Il est un autre acide que nous nous contenterons de définir, comme nous l'avons fait pour l'acide muriatique, quoique sa base soit mieux connue: c'est celui que les Chimistes ont désigné jusqu'ici sous le nom d'acide nitreux. Cet acide se tire du nitre ou salpêtre par des procédés analogues à ceux qu'on emploie pour obtenir l'acide muriatique. C'est également par l'intermède de l'acide sulfurique qu'on le chasse de la base à laquelle il est uni, & l'on se sert de même à cet effet de l'appareil représenté _planche IV, fig. 1_. A mesure que l'acide passe, une partie se condense dans le ballon, l'autre est absorbée par l'eau des bouteilles LL'L''L''' qui devient d'abord verte, puis bleue, & enfin jaune, suivant le degré de concentration de l'acide. Il se dégage pendant cette opération une grande quantité de gaz oxygène mêlé d'un peu de gaz azotique.

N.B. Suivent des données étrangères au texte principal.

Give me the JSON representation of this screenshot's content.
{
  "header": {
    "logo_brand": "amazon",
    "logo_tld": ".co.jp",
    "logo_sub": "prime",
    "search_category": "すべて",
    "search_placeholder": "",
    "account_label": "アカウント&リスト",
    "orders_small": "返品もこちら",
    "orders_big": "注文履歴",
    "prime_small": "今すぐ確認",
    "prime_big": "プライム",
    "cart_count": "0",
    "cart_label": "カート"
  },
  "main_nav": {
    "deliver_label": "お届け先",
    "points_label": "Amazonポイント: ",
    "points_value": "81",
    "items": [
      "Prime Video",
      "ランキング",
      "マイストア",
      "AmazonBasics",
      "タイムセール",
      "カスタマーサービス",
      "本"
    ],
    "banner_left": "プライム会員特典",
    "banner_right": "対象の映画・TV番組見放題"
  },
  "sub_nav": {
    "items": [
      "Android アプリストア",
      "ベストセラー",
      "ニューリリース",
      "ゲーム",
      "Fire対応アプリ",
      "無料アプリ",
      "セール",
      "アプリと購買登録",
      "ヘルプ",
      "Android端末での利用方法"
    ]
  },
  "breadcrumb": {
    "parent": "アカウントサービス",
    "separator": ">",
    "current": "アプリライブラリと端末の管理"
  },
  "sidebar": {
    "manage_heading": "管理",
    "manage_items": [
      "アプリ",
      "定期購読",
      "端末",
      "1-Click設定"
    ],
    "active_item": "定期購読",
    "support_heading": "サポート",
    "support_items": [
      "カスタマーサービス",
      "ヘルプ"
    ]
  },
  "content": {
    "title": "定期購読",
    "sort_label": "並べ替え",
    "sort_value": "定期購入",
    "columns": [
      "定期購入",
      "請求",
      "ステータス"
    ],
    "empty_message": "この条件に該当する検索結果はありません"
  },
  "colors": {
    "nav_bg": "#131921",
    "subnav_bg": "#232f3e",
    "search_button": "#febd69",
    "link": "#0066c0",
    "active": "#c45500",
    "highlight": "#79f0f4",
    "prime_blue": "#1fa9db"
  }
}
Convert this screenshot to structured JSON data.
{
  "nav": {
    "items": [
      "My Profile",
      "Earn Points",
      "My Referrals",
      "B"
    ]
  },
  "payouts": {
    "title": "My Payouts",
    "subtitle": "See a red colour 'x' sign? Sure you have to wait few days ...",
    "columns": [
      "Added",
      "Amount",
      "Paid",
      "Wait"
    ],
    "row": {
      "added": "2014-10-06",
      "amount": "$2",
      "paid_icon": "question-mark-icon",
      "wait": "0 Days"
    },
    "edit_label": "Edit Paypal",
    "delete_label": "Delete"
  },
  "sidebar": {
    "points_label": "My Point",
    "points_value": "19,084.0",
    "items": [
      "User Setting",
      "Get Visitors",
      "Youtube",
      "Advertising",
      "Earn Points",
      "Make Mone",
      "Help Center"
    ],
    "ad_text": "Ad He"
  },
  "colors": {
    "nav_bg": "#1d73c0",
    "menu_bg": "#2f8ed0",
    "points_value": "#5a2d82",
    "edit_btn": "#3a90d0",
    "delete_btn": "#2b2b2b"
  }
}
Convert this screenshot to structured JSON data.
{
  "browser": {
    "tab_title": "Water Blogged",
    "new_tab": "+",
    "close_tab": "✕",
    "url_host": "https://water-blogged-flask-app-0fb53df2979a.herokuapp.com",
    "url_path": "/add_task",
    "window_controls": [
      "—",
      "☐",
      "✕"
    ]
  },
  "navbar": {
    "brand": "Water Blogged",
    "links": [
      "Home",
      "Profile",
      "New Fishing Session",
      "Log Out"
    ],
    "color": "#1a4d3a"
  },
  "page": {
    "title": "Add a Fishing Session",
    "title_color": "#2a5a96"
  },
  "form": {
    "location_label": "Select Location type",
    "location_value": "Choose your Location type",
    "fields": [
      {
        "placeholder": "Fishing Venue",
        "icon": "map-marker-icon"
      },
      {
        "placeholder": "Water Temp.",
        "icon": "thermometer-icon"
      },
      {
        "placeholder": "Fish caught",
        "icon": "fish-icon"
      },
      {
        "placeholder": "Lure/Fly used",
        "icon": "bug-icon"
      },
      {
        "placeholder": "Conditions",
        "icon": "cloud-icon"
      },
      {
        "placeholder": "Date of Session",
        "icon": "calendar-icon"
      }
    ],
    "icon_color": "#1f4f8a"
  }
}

L'acide qu'on tire ainsi du salpêtre, est composé, comme tous les autres, d'oxygène uni à une base acidifiable, & c'est même le premier dans lequel l'existence de l'oxygène ait été bien démontrée. Les deux principes qui le constituent tiennent peu ensemble, & on les sépare aisément en présentant à l'oxygène une substance avec laquelle il ait plus d'affinité qu'il n'en a avec la base acidifiable qui constitue l'acide du nitre. C'est par des expériences de ce genre qu'on est parvenu à reconnoître que l'azote ou base de la mofète entroit dans sa composition, qu'elle étoit sa base acidifiable. L'azote est donc véritablement le radical nitrique, ou l'acide du nitre est un véritable acide azotique. On voit donc que pour être d'accord avec nous-mêmes & avec nos principes, nous aurions dû adopter l'une ou l'autre de ces manières de nous énoncer. Nous en avons été détournés cependant par différens motifs; d'abord il nous a paru difficile de changer le nom de nitre ou de salpêtre généralement adopté dans les arts, dans la société & dans la Chimie. Nous n'avons pas cru, d'un autre côté, devoir donner à l'azote le nom de radical nitrique, parce que cette substance est également la base de l'alkali volatil ou ammoniaque, comme l'a découvert M. Berthollet. Nous continuerons donc de désigner sous le nom d'azote la base de la partie non respirable de l'air atmosphérique, qui est en même tems le radical nitrique & le radical ammoniaque. Nous conserverons également le nom de nitreux & de nitrique à l'acide tiré du nitre ou salpêtre. Plusieurs Chimistes d'un grand poids ont désapprouvé notre condescendance pour les anciennes dénominations; ils auroient préféré que nous eussions dirigé uniquement nos efforts vers la perfection de la nomenclature, que nous eussions reconstruit l'édifice du langage chimique de fond en comble, sans nous embarrasser de le raccorder avec d'anciens usages dont le tems effacera insensiblement le souvenir: & c'est ainsi que nous nous sommes trouvés exposés à la fois à la critique & aux plaintes des deux partis opposés.